Südkorea: Schwangere sollen „kochen, putzen und attraktiv sein“
Von Irene Thierjung
Ist die Rede von Südkorea, denken Europäer in erster Linie an High-Tech, Innovation und große Elektronikfirmen wie LG oder Samsung. Für Frauen in Südkorea ist das Leben allerdings nicht so fortschrittlich, wie das Image der asiatischen Wirtschaftsmacht vermuten lassen würde. Der fest in der Gesellschaft verankerte Patriarchalismus propagiert ein Frauenbild, das an vergangene Zeiten erinnert.

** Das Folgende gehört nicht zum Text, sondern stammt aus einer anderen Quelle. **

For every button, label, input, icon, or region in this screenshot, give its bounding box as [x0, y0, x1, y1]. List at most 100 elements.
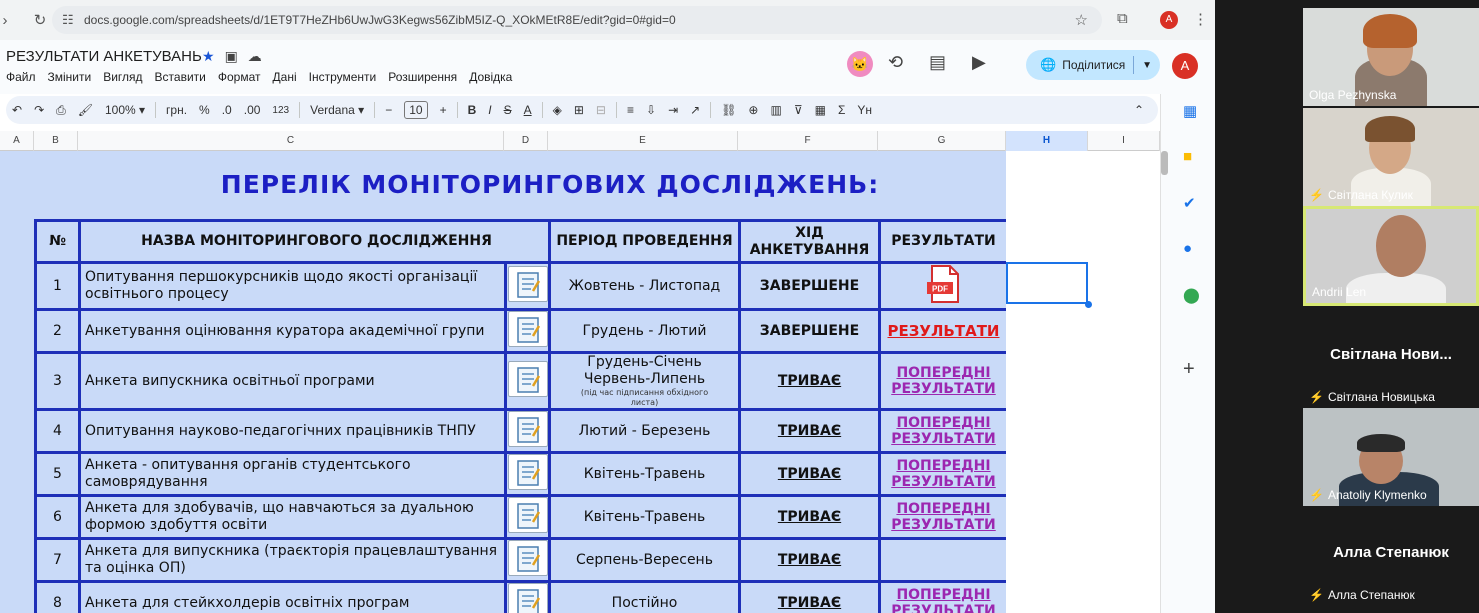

"Der Mann kann nicht kochen"
„Hängen Sie Kleidung, die Sie vor Ihrer Hochzeit getragen haben, oder Kleidung in kleinen Größen, die Sie nach der Geburt wieder tragen möchten, gut sichtbar auf“, hieß es jüngst in einem Internet-Ratgeber der Stadtregierung von Seoul für schwangere Frauen und Mütter. „Wenn Ihnen danach ist, mehr zu essen als Sie sollten, oder Sie das Training ausfallen lassen wollen, wird ein Blick auf die Kleidung Sie motivieren.“
Geordnet nach Schwangerschaftsphasen finden sich in dem Papier zahlreiche Tipps wie aus Frauenmagazinen der 1950er-Jahre. Da die Frau nach der Geburt einige Tage im Spital verbringen werde, solle sie kurz vor dem Entbindungstermin den Gefrierschrank ausmisten und „Speisen wie Curry oder Suppe“ vorkochen. Dann könne sich der Ehemann, „der nicht kochen kann“, in ihrer Abwesenheit „bequem“ versorgen. Und weiter: „Legen Sie Unterwäsche, Socken und Kleidung für Ehemann und Kinder in einer Lade bereit, für drei bis sieben Tage“.
"Besorgen Sie sich ein Haarband!"
Ist das Baby erst einmal da, gilt es, attraktiv zu bleiben. „Besorgen Sie sich ein Haarband“, rät die Stadtregierung, „um nicht zerzaust auszusehen, wenn sie sich einige Tage nicht die Haare waschen können.“ Was von den werdenden Vätern erwartet wird, ist schnell gesagt: Nichts.
Der Aufschrei ist groß, vor allem in den Sozialen Medien. „Glauben die wirklich immer noch, dass verheiratete Frauen die Haushälterinnen ihrer Ehemänner sind?“, heißt es in einem der vielen Postings.
Eine wachsende Zahl an Frauen will es nicht mehr hinnehmen, hinter Männern zurückstecken zu müssen. Laut einem Bericht der Organisation für wirtschaftliche Zusammenarbeit und Entwicklung (OECD) aus dem Jahr 2017 verdienen Frauen in Südkorea 40 Prozent weniger als Männer – es handelt sich um den größten Lohnunterschied aller 37 OECD-Länder. Haben sie Kinder, beenden viele Frauen die Erwerbsarbeit, oft unter dem Druck der Familie oder des Arbeitgebers.
Weltweit niedrigste Geburtenrate
Die Geburtenrate im überalterten Land ist dabei die weltweit niedrigste, 2020 sank die Einwohnerzahl erstmals. Anstatt an Männer zu appellieren, sich zuhause zu engagieren, würde den Frauen neben der Rundum-Versorgung der Kinder weiter auch die ihres Manner umgehängt, sagen Kritiker. Nach dem Grund für die niedrige Geburtenrate müsse man nicht lange suchen, meint ein Social Media-User. „Er liegt genau hier.“
Die Stadtregierung hat die am meisten kritisierten „Ratschläge“ übrigens mittlerweile entfernt, Screenshots davon kursieren weiter im Netz. Laut New York Times will Seoul die Online-Inhalte überprüfen und Schulungen in „Geschlechter-Sensibilität“ für alle städtischen Angestellten organisieren.